Na semana passada, o governo federal autorizou o reconhecimento do estado de situação de emergência em Maceió pelos danos causados em razão do afundamento do solo na cidade. Com o reconhecimento federal, a prefeitura está apta a solicitar recursos para ações de assistência humanitária.

CPI

O prefeito de Maceió também esteve hoje com o presidente em exercício do Senado, Rodrigo Cunha (Podemos-AL). Em entrevista após o encontro, o senador disse ser favorável a tirar do papel a Comissão Parlamentar de Inquérito (CPI) voltada a investigar a responsabilidade da empresa petroquímica Braskem sobre os danos da extração de sal-gema do subsolo de Maceió.

No entanto, Cunha disse que a proposta da CPI nasceu de forma viciada, citando ligações do senador Renan Calheiros (MDB-AL), autor do requerimento de criação da comissão, com a Braskem. “A CPI pode e deve ir para a frente, mas sem a figura que vicia e contamina todo o processo investigatório”, ponderou o presidente em exercício.

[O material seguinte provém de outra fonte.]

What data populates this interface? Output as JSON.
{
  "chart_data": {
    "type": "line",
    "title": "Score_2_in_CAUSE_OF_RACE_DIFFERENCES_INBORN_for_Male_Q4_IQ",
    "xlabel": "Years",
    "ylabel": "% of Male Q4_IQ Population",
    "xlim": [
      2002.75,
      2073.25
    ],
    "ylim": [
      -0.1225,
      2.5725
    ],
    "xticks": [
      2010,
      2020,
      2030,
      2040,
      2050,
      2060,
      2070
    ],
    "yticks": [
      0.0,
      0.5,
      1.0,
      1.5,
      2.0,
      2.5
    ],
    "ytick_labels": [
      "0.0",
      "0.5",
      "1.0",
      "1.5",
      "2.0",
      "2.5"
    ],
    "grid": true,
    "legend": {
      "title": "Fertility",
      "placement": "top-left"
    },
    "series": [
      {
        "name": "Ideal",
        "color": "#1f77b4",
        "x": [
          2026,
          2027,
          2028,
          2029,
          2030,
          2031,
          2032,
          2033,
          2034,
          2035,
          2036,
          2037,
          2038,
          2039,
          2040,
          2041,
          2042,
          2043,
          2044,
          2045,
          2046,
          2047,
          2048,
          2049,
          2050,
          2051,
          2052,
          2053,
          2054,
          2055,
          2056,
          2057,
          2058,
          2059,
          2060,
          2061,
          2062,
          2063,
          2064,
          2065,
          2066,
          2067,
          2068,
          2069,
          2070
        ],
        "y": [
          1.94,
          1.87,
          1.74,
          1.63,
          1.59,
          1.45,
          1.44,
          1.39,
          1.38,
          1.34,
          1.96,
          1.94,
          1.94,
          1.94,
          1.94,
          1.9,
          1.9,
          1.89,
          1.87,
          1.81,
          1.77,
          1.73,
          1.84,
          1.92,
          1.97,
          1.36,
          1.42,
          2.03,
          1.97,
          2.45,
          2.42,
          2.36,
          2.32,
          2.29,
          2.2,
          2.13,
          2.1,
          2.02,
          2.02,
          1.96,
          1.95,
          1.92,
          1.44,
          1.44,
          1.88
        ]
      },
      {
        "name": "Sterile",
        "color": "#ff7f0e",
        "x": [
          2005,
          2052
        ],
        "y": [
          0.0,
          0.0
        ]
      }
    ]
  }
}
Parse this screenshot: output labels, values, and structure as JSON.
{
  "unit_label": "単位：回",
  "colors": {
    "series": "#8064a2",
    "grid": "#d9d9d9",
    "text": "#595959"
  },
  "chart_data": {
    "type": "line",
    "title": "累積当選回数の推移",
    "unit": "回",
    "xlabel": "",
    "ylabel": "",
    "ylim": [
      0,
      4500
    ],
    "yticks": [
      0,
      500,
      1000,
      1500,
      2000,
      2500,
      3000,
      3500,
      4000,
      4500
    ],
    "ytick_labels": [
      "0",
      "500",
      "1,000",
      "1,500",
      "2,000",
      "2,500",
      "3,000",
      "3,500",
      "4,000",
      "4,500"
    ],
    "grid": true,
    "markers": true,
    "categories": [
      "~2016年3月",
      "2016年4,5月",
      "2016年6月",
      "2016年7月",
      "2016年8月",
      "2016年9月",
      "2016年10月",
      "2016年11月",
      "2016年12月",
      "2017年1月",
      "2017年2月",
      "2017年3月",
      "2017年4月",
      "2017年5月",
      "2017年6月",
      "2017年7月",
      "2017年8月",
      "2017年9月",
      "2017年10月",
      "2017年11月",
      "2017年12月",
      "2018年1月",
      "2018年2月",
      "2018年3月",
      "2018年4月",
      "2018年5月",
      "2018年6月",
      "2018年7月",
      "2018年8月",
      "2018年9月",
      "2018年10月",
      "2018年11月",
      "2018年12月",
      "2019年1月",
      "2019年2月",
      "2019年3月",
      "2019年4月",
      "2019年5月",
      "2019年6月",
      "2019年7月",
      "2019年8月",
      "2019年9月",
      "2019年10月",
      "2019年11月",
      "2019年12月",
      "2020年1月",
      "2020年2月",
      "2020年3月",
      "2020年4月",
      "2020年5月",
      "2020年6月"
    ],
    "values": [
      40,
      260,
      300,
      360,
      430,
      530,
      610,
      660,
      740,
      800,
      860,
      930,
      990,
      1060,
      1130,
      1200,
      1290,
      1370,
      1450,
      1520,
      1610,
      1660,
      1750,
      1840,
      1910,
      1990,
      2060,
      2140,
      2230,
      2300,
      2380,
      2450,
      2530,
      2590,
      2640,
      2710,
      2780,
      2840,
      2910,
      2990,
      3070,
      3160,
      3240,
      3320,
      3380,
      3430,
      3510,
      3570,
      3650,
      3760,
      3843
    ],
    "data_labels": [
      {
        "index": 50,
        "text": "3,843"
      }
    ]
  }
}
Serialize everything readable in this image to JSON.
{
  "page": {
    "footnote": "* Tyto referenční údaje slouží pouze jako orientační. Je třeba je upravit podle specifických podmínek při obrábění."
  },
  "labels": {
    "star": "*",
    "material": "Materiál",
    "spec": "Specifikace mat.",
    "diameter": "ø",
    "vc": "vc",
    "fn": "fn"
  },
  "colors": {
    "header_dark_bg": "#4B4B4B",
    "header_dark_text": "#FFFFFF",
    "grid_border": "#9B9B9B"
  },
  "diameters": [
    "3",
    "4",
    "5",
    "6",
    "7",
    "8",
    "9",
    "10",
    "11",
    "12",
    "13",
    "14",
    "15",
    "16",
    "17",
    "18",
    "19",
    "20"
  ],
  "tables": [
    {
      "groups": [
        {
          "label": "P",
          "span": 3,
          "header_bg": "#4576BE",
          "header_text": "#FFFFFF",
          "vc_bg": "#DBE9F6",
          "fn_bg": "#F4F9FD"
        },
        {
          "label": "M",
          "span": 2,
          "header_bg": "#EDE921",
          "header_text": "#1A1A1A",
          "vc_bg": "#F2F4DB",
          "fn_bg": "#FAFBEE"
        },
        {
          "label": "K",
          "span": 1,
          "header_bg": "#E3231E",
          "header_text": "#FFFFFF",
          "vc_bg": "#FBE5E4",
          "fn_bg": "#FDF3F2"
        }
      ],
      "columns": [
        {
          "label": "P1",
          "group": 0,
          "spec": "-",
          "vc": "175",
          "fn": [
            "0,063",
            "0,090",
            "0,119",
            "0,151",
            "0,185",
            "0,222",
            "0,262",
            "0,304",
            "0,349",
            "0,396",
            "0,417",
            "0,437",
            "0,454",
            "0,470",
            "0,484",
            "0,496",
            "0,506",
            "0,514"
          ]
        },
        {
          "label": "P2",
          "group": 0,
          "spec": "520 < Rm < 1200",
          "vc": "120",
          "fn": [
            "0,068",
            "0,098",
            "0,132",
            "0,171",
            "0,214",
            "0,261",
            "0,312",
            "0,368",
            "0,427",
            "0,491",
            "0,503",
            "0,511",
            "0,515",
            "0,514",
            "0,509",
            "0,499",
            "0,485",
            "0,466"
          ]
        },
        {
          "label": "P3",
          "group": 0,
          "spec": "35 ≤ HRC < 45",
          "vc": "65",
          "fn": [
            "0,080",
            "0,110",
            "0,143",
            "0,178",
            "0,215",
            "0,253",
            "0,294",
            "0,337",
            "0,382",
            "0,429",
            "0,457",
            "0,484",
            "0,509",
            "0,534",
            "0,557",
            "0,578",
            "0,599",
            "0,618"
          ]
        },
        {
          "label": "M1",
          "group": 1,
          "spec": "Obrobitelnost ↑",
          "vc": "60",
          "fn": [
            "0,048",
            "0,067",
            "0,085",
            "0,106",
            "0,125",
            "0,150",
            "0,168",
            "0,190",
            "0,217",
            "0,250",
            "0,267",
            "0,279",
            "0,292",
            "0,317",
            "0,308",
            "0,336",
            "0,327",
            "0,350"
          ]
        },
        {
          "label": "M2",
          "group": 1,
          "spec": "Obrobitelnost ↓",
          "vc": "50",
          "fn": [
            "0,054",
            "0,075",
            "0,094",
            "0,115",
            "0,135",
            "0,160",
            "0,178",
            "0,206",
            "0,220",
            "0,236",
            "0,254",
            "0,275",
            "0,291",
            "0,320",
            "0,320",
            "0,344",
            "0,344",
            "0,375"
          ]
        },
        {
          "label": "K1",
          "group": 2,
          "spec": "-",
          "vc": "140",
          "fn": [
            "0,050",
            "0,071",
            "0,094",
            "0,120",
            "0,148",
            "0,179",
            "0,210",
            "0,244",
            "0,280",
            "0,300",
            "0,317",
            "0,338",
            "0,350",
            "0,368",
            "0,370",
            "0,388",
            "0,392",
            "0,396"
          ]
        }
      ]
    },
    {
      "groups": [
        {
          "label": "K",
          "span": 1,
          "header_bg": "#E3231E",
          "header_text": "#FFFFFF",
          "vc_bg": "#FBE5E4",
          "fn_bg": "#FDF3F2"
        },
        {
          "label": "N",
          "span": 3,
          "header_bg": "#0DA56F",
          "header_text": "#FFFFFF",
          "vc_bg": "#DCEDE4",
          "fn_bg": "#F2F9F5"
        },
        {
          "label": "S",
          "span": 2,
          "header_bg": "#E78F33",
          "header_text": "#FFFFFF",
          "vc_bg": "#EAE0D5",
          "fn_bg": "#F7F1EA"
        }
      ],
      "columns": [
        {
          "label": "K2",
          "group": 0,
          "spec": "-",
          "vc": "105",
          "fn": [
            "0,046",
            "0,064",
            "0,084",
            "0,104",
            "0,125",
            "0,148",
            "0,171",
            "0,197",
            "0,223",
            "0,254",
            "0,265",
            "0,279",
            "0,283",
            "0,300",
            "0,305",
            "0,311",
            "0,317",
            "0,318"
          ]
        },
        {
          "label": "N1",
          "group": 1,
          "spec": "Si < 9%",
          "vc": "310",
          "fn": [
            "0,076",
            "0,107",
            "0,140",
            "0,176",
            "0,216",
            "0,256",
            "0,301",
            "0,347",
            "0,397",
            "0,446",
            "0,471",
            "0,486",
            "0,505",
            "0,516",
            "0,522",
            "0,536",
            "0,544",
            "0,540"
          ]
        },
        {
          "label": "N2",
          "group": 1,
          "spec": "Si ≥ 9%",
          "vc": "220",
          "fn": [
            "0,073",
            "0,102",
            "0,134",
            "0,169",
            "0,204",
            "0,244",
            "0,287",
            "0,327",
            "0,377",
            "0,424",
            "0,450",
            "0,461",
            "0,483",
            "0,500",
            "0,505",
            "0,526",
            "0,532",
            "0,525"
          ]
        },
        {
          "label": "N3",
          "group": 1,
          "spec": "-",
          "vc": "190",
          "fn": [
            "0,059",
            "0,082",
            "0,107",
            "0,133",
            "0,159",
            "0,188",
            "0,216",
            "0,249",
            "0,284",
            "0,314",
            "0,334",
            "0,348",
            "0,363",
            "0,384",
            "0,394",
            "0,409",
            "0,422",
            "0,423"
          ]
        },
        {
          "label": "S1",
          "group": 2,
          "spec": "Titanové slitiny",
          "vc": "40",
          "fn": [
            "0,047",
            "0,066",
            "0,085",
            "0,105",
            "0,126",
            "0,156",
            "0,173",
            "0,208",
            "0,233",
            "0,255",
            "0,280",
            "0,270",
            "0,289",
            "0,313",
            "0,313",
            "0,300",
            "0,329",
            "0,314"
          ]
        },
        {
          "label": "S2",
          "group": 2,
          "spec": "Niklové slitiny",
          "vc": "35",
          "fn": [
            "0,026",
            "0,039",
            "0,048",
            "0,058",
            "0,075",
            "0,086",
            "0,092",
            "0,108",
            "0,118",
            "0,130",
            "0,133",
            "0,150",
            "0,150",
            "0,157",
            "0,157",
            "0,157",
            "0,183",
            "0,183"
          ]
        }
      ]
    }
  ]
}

Procurado pela Agência Brasil, por meio de sua assessoria de imprensa, Calheiros não quis comentar as declarações de Cunha. Nas redes sociais, o senador pede uma CPI “técnica e objetiva, para averiguar com base nos documentos a responsabilidade jurídica nas reparações”.

Alerta máximo

Nesta sexta-feira, a Defesa Civil de Maceió informou que o deslocamento vertical acumulado da mina da Braskem é de 1,80 metro e a velocidade vertical é de 0,26 centímetros por hora, apresentando um movimento de 6,3 centímetros nas últimas 24 horas. O órgão permanece em alerta máximo devido ao risco iminente de colapso da mina 18, que está na região do antigo campo do CSA, no Mutange.

“Por precaução, a recomendação é clara: a população não deve transitar na área desocupada até uma nova atualização da Defesa Civil, enquanto medidas de controle e monitoramento são aplicadas para reduzir o perigo”, diz a nota do órgão.